Police oversight panel asks city watchdog to investigate Chicago Police Department’s ties to extremist groups

The Community Commission for Public Safety and Accountability on Thursday recommended the city’s inspector general investigate officers named on an Oath Keepers list so any extremists can be “rooted out” of the department.

SHARE Police oversight panel asks city watchdog to investigate Chicago Police Department’s ties to extremist groups
A small handful of people attend a Community Commission for Public Safety and Accountability meeting at Malcolm X College on Thursday.

A small handful of people attend a Community Commission for Public Safety and Accountability meeting at Malcolm X College on Thursday regarding a recommendation that the Public Safety Inspector General investigate Chicago police officers with possible ties to extremist groups.

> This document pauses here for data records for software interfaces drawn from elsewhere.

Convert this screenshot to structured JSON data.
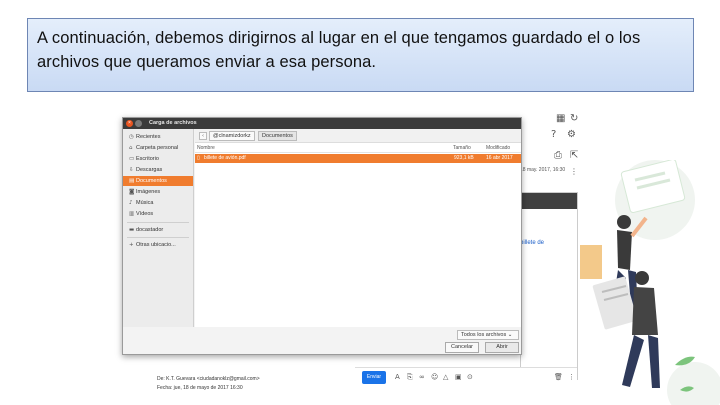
{
  "caption": {
    "line1": "A continuación, debemos dirigirnos al lugar en el que tengamos guardado el o los",
    "line2": "archivos que queramos enviar a esa persona."
  },
  "dialog": {
    "title": "Carga de archivos",
    "sidebar": [
      {
        "label": "Recientes",
        "icon": "clock-icon"
      },
      {
        "label": "Carpeta personal",
        "icon": "home-icon"
      },
      {
        "label": "Escritorio",
        "icon": "folder-icon"
      },
      {
        "label": "Descargas",
        "icon": "download-icon"
      },
      {
        "label": "Documentos",
        "icon": "document-icon",
        "active": true
      },
      {
        "label": "Imágenes",
        "icon": "camera-icon"
      },
      {
        "label": "Música",
        "icon": "music-icon"
      },
      {
        "label": "Vídeos",
        "icon": "film-icon"
      },
      {
        "label": "docastador",
        "icon": "drive-icon"
      },
      {
        "label": "Otras ubicacio...",
        "icon": "plus-icon"
      }
    ],
    "path": [
      "@clnamizdorkz",
      "Documentos"
    ],
    "columns": {
      "name": "Nombre",
      "size": "Tamaño",
      "modified": "Modificado"
    },
    "files": [
      {
        "name": "billete de avión.pdf",
        "size": "923,1 kB",
        "modified": "16 abr 2017"
      }
    ],
    "filter": "Todos los archivos",
    "cancel_label": "Cancelar",
    "open_label": "Abrir"
  },
  "gmail": {
    "date": "18 may. 2017, 16:30",
    "link_text": "billete de",
    "send_label": "Enviar",
    "bottom_from": "De: K.T. Guevara <ciudadanoklz@gmail.com>",
    "bottom_date": "Fecha: jue, 18 de mayo de 2017 16:30"
  }
}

Tyler Pasciak LaRiviere/Sun-Times

In an effort to bolster public confidence in police, an oversight panel on Thursday advised the city inspector general to investigate the Chicago Police Department’s ties to extremist groups.

Citing “painful details” of a series by WBEZ, the Sun-Times and the Organized Crime and Corruption Reporting Project, Yvette Loizon, a commissioner on the police oversight panel, said a new external investigation is needed to ensure any ties to hate groups are “rooted out” of the police department.

The series linked 27 Chicago police officers to the anti-government Oath Keepers, nine of whom remain on active duty. The Oath Keepers is one of the country’s largest far-right militias and was a central organizer of the Jan. 6, 2021, insurrection at the U.S. Capitol.

The Community Commission for Public Safety and Accountability — a seven-member, civilian-led panel — unanimously recommended during its monthly meeting Thursday that the city’s Office of Inspector General investigate officer involvement with extremist or hate-based organizations.

“Community members deserve the comfort of knowing that this investigation was done by a neutral party,” Loizon said, while insisting she was not trying to undermine the police department’s ability or effectiveness to investigate itself.

Commissioner Yvette Loizon answers a question on her measure to recommend that the Public Safety Inspector General investigate Chicago police officers with possible ties to extremist groups.

Commissioner Yvette Loizon answers a question on her measure to recommend that the Public Safety Inspector General investigate Chicago police officers with possible ties to extremist groups.

Tyler Pasciak LaRiviere/Sun-Times

Thursday’s vote was largely symbolic because as Inspector General Deborah Witzburg noted earlier this week, her office has already “been working on this issue from a case-specific perspective for a long time now.” Witzburg has said she would welcome a CCPSA recommendation.

But Loizon noted the recommended probe would be a broader investigation into the police department rather than a case-by-case one like Witzburg said her office has been conducting.

Specifically, Thursday’s resolution recommends the inspector general’s office audit the police department’s “processes and practices for identifying and disciplining officers who associate with extremist or bias-based organizations.”

It also calls on Witzburg’s office to assess “whether those processes and practices have been effective, and recommend what actions must be taken to ensure that police officers who associate with extremist or bias-based organizations are removed from the Chicago Police Department.”

The police department is conducting its own internal investigation into officers tied to the Oath Keepers, which Bureau of Internal Affairs Chief Yolanda Talley said will be finished “in less than six months.”

Previous internal probes have been closed without findings or disciplinary action, including one in which department officials determined that joining the Oath Keepers didn’t constitute a rule violation.

Also this week, Chicago police Supt. Larry Snelling told a City Council committee there would be “thorough investigations” and “stringent” efforts to root out extremism from the department.

The commission is working with the police department to expand a policy that forbids officers from associating with “criminal organizations.”

A draft policy adds “active participation” in “biased” groups, including groups that “seek to overthrow, destroy, or alter the form of government in the United States by unconstitutional means” to the list of prohibitions.

The commission is seeking community feedback on the draft policy, with plans to post an informational webinar to its website on Monday before a vote on the policy at its next meeting Nov. 13.